Bostadsjätten will continue the construction of both condominiums and single family homes. Finished apartment modules with interior walls, toilets and kitchens that are ready to be assembled.

The focus is on building climate-smart with wood. In addition, the factory is powered by solar cells.

A majority of Swedes believe in falling housing prices for the first time in five years. But Lindbäck does not see any concerns about the business. Stefan Lindbäck believes that the luxury end has disappeared from the market.

Lindbäck's strategy is instead to be high quality and climate-friendly at a reasonable price. Production costs should be lowered by the huge industrial output.

What has been built in Sweden has often been built too expensive. Therefore, Lindbäck's strategy to build affordable alternatives is welcomed by Sweden home buyers and renters. 

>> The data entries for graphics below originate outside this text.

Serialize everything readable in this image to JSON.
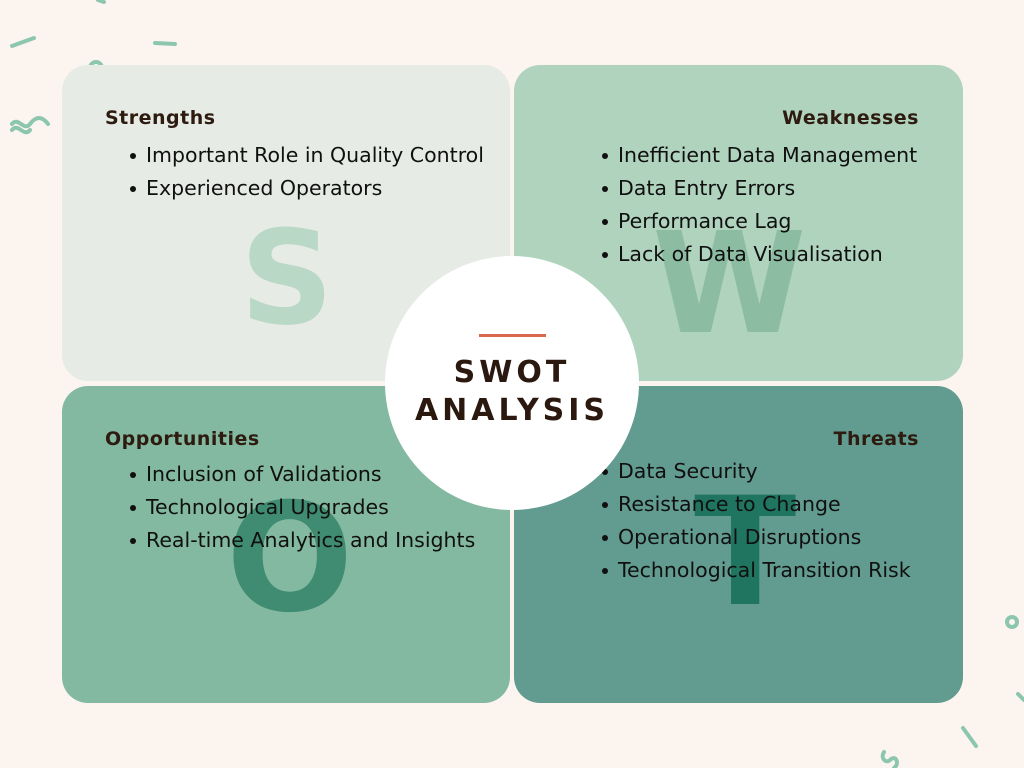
{
  "center": {
    "title_line1": "SWOT",
    "title_line2": "ANALYSIS"
  },
  "strengths": {
    "title": "Strengths",
    "letter": "S",
    "items": [
      "Important Role in Quality Control",
      "Experienced Operators"
    ]
  },
  "weaknesses": {
    "title": "Weaknesses",
    "letter": "W",
    "items": [
      "Inefficient Data Management",
      "Data Entry Errors",
      "Performance Lag",
      "Lack of Data Visualisation"
    ]
  },
  "opportunities": {
    "title": "Opportunities",
    "letter": "O",
    "items": [
      "Inclusion of Validations",
      "Technological Upgrades",
      "Real-time Analytics and Insights"
    ]
  },
  "threats": {
    "title": "Threats",
    "letter": "T",
    "items": [
      "Data Security",
      "Resistance to Change",
      "Operational Disruptions",
      "Technological Transition Risk"
    ]
  },
  "colors": {
    "background": "#fcf5ef",
    "strengths_bg": "#e6ebe5",
    "weaknesses_bg": "#b0d3be",
    "opportunities_bg": "#83b9a0",
    "threats_bg": "#629b8f",
    "accent_line": "#d9694c",
    "heading_text": "#2e1b10"
  }
}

“It is built for ordinary people with regular wallets and incomes. Not only for those with thick wallets and rich parents”, said StefanLindbäck. 


The investment has given 150 new jobs. Since the autumn of 2015, 250 people have been hired and the total staff has now grown to 493.


"It is noticeable when you go to town and often discover colleagues," says Sabina Lestander, employed at the factory in Öjebyn.


Colleague Louise Hedlund fills in:"When we gather here, we understand how many we actually are. As a single big family, says colleague Louise Hedlund.

2 comments:

Anonymous said...

That is one bad ass factory. No US company can match it.

Doug Stimpson said...


We better learn from the europeans how they got the housing market to embrace modular with such enthusiasm. A concept which began here in the US which has stalled. We just haven't done much to foster any growing interest. Shame on us!